Rising layoffs, falling home sales and slowing manufacturing activity are sparking fears that the economic recovery is headed for a springtime stall for the third year in a row.The New York Times also reports, "Rising Fears That Recovery May Once More Be Faltering" (via Memeorandum).
New data Thursday provided fresh evidence that the job market is losing the momentum it built earlier this year, which could pressure fragile housing markets that have been showing signs of life. Separate reports this week suggested that the factory sector, a source of strength in the recovery, now is being hurt by weak growth overseas.
However, recent signals have been mixed, with worrisome indicators following positive ones—such as consumer confidence and auto sales—that suggest the recovery remains on track. Economists generally believe total economic output in the first three months of the year grew at a rate a bit above 2%—slower than at the end of 2011 but significantly stronger than the same period a year ago.
"It's been the weakest recovery in the post-World War II period, and that hasn't changed," said David Rosenberg, chief economist for investment firm Gluskin Sheff.
New claims for unemployment benefits ticked down last week to 386,000 from 388,000 the week before, the Labor Department said Thursday. But those figures have been repeatedly raised in recent weeks, suggesting that the final number could be higher—and well above the 361,000 notched in mid-February.

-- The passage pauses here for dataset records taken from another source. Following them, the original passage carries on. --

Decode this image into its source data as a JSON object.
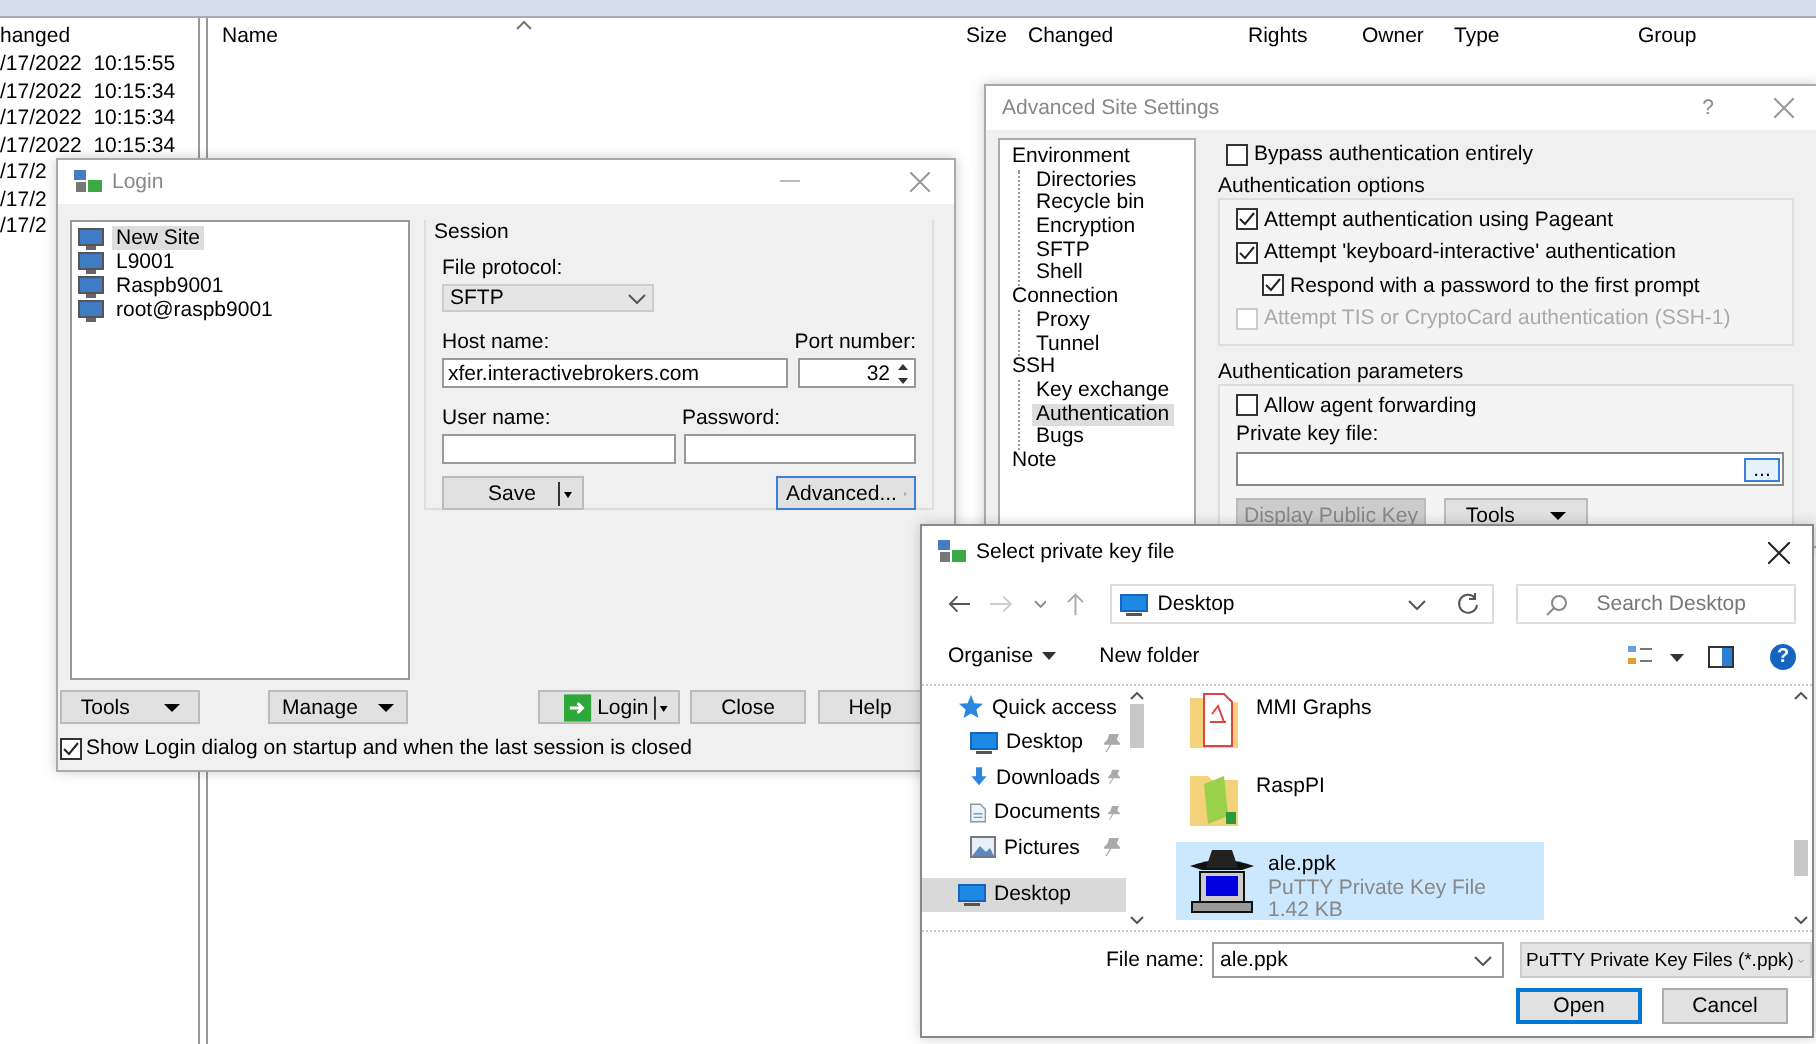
{
  "explorer": {
    "left_column": "hanged",
    "left_rows": [
      "/17/2022  10:15:55",
      "/17/2022  10:15:34",
      "/17/2022  10:15:34",
      "/17/2022  10:15:34",
      "/17/2",
      "/17/2",
      "/17/2"
    ],
    "columns": [
      "Name",
      "Size",
      "Changed",
      "Rights",
      "Owner",
      "Type",
      "Group"
    ]
  },
  "login": {
    "title": "Login",
    "sites": [
      {
        "label": "New Site",
        "selected": true
      },
      {
        "label": "L9001",
        "selected": false
      },
      {
        "label": "Raspb9001",
        "selected": false
      },
      {
        "label": "root@raspb9001",
        "selected": false
      }
    ],
    "session": {
      "title": "Session",
      "protocol_label": "File protocol:",
      "protocol": "SFTP",
      "host_label": "Host name:",
      "host": "xfer.interactivebrokers.com",
      "port_label": "Port number:",
      "port": "32",
      "user_label": "User name:",
      "password_label": "Password:",
      "save": "Save",
      "advanced": "Advanced..."
    },
    "left_buttons": [
      "Tools",
      "Manage"
    ],
    "login_button": "Login",
    "right_buttons": [
      "Close",
      "Help"
    ],
    "startup": {
      "label": "Show Login dialog on startup and when the last session is closed",
      "checked": true
    }
  },
  "advanced": {
    "title": "Advanced Site Settings",
    "help": "?",
    "tree": [
      {
        "label": "Environment",
        "selected": false,
        "children": [
          {
            "label": "Directories",
            "selected": false
          },
          {
            "label": "Recycle bin",
            "selected": false
          },
          {
            "label": "Encryption",
            "selected": false
          },
          {
            "label": "SFTP",
            "selected": false
          },
          {
            "label": "Shell",
            "selected": false
          }
        ]
      },
      {
        "label": "Connection",
        "selected": false,
        "children": [
          {
            "label": "Proxy",
            "selected": false
          },
          {
            "label": "Tunnel",
            "selected": false
          }
        ]
      },
      {
        "label": "SSH",
        "selected": false,
        "children": [
          {
            "label": "Key exchange",
            "selected": false
          },
          {
            "label": "Authentication",
            "selected": true
          },
          {
            "label": "Bugs",
            "selected": false
          }
        ]
      },
      {
        "label": "Note",
        "selected": false
      }
    ],
    "bypass": {
      "label": "Bypass authentication entirely",
      "checked": false
    },
    "options_title": "Authentication options",
    "options": [
      {
        "label": "Attempt authentication using Pageant",
        "checked": true,
        "disabled": false
      },
      {
        "label": "Attempt 'keyboard-interactive' authentication",
        "checked": true,
        "disabled": false,
        "children": [
          {
            "label": "Respond with a password to the first prompt",
            "checked": true,
            "disabled": false
          }
        ]
      },
      {
        "label": "Attempt TIS or CryptoCard authentication (SSH-1)",
        "checked": false,
        "disabled": true
      }
    ],
    "params_title": "Authentication parameters",
    "agent": {
      "label": "Allow agent forwarding",
      "checked": false
    },
    "key_label": "Private key file:",
    "browse": "...",
    "display_key": "Display Public Key",
    "tools": "Tools"
  },
  "file_dialog": {
    "title": "Select private key file",
    "location": "Desktop",
    "search_placeholder": "Search Desktop",
    "organise": "Organise",
    "new_folder": "New folder",
    "help": "?",
    "nav": [
      {
        "label": "Quick access",
        "kind": "star",
        "pinned": false,
        "selected": false
      },
      {
        "label": "Desktop",
        "kind": "desktop",
        "pinned": true,
        "selected": false
      },
      {
        "label": "Downloads",
        "kind": "download",
        "pinned": true,
        "selected": false
      },
      {
        "label": "Documents",
        "kind": "documents",
        "pinned": true,
        "selected": false
      },
      {
        "label": "Pictures",
        "kind": "pictures",
        "pinned": true,
        "selected": false
      },
      {
        "label": "Desktop",
        "kind": "desktop",
        "pinned": false,
        "selected": true
      }
    ],
    "files": [
      {
        "name": "MMI Graphs",
        "kind": "pdf-folder",
        "selected": false
      },
      {
        "name": "RaspPI",
        "kind": "folder",
        "selected": false
      },
      {
        "name": "ale.ppk",
        "kind": "key",
        "type": "PuTTY Private Key File",
        "size": "1.42 KB",
        "selected": true
      }
    ],
    "filename_label": "File name:",
    "filename": "ale.ppk",
    "filter": "PuTTY Private Key Files (*.ppk)",
    "open": "Open",
    "cancel": "Cancel"
  }
}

The less-volatile four-week average rose for the fifth time in seven weeks, a sign that layoffs are increasing again after approaching a four-year low earlier this year.
Economists cautioned that a range of factors, from a historically warm winter to an early Easter, have muddied the weekly figures and made it difficult to identify clear trends.
Nonetheless, the recent figures, combined with an unexpectedly weak March jobs report, suggest the job market is cooling. "It adds to concern about backsliding in job creation after faster employment gains earlier in the year," Credit Suisse economist Jonathan Basile wrote in a note to clients.
Recall that Obama's most vulnerable on the economy, so watch for more left-wing political diversions in the weeks ahead.